The whole infrastructure must be developed if we are to meet government targets, and this means significant expansion and upgrade to the current electricity grid such is the leap in load requirements.
Network operators will need to invest heavily in developing and modernising infrastructure to accommodate the increased demand, but this comes at a cost and often a delay — both of which can impact developers and providers. We are seeing more and more developments requiring reinforcements or connection to the grid much further away from the development itself. This clearly creates a commercial challenge too.

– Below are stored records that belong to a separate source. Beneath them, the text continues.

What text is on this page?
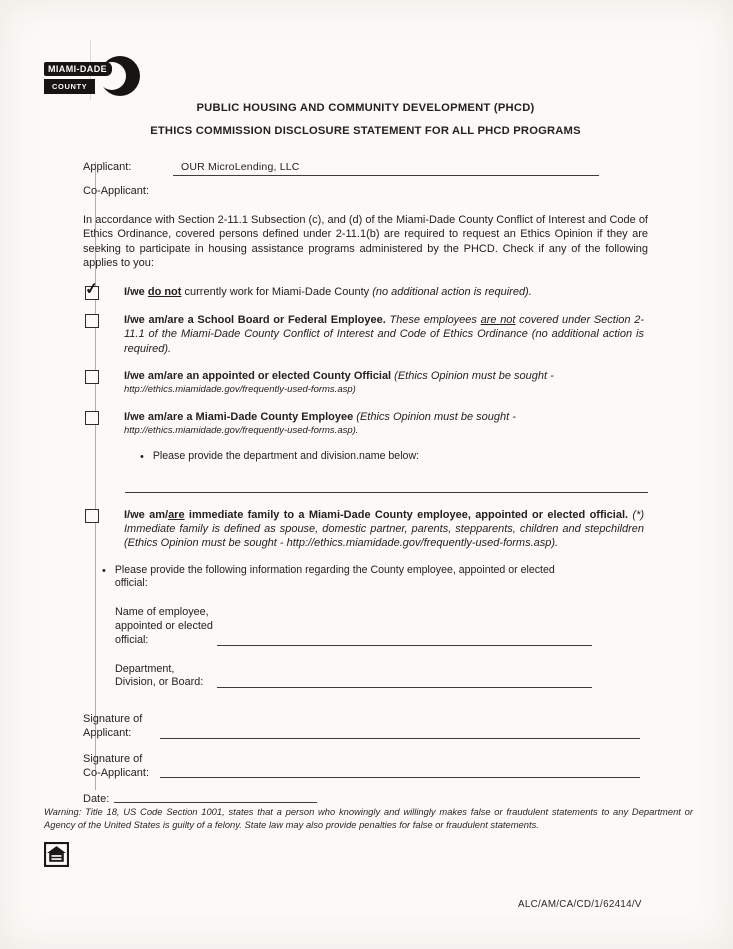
MIAMI-DADE
COUNTY
PUBLIC HOUSING AND COMMUNITY DEVELOPMENT (PHCD)
ETHICS COMMISSION DISCLOSURE STATEMENT FOR ALL PHCD PROGRAMS
Applicant:	OUR MicroLending, LLC
Co-Applicant:
In accordance with Section 2-11.1 Subsection (c), and (d) of the Miami-Dade County Conflict of Interest and Code of Ethics Ordinance, covered persons defined under 2-11.1(b) are required to request an Ethics Opinion if they are seeking to participate in housing assistance programs administered by the PHCD. Check if any of the following applies to you:
✓ I/we do not currently work for Miami-Dade County (no additional action is required).
I/we am/are a School Board or Federal Employee. These employees are not covered under Section 2-11.1 of the Miami-Dade County Conflict of Interest and Code of Ethics Ordinance (no additional action is required).
I/we am/are an appointed or elected County Official (Ethics Opinion must be sought -
http://ethics.miamidade.gov/frequently-used-forms.asp)
I/we am/are a Miami-Dade County Employee (Ethics Opinion must be sought -
http://ethics.miamidade.gov/frequently-used-forms.asp).
• Please provide the department and division.name below:
I/we am/are immediate family to a Miami-Dade County employee, appointed or elected official. (*) Immediate family is defined as spouse, domestic partner, parents, stepparents, children and stepchildren (Ethics Opinion must be sought - http://ethics.miamidade.gov/frequently-used-forms.asp).
• Please provide the following information regarding the County employee, appointed or elected official:
Name of employee,
appointed or elected
official:
Department,
Division, or Board:
Signature of
Applicant:
Signature of
Co-Applicant:
Date:
Warning: Title 18, US Code Section 1001, states that a person who knowingly and willingly makes false or fraudulent statements to any Department or Agency of the United States is guilty of a felony. State law may also provide penalties for false or fraudulent statements.
ALC/AM/CA/CD/1/62414/V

Because Aptus handles new build projects, we can design and install from a blank canvas. Existing properties, however, can present a completely different scenario in terms of retro-fitting, and time will tell what the next steps will be with that. With changing guidelines and no clear governance to work to, housebuilders need to carefully manage timescales versus requirements. For example, when a piece of land is being appraised for bidding, the infrastructure costs are now more relevant than ever due to the dwindling capacity in the grid.
It is essential that housebuilders plan ahead and determine the correct method of heating, such as heat pumps or community heating, so that the correct load and budgets can be set from the start. Some developers are opting for hybrid infrastructure, which is where plots being built pre-2025 will have a percentage of the site gas heated and the remainder heated via electric. This is where we can find savings and support developers. We aim to continue being the partner of choice for housebuilders.
Customers are increasingly appointing Aptus to carry out feasibility studies, including reviews to determine potential abnormal costs or inflated infrastructure costs. Sharing our expertise is something we have always done, however, right now, this support will be even more invaluable to our customers.
Whether the ambitious targets are achievable is yet to become apparent, but what is without doubt, is that electrified heating will be the norm in the not-too-distant future. Proactive planning and engaging as early as possible is vital in giving clarity on the impact of new systems.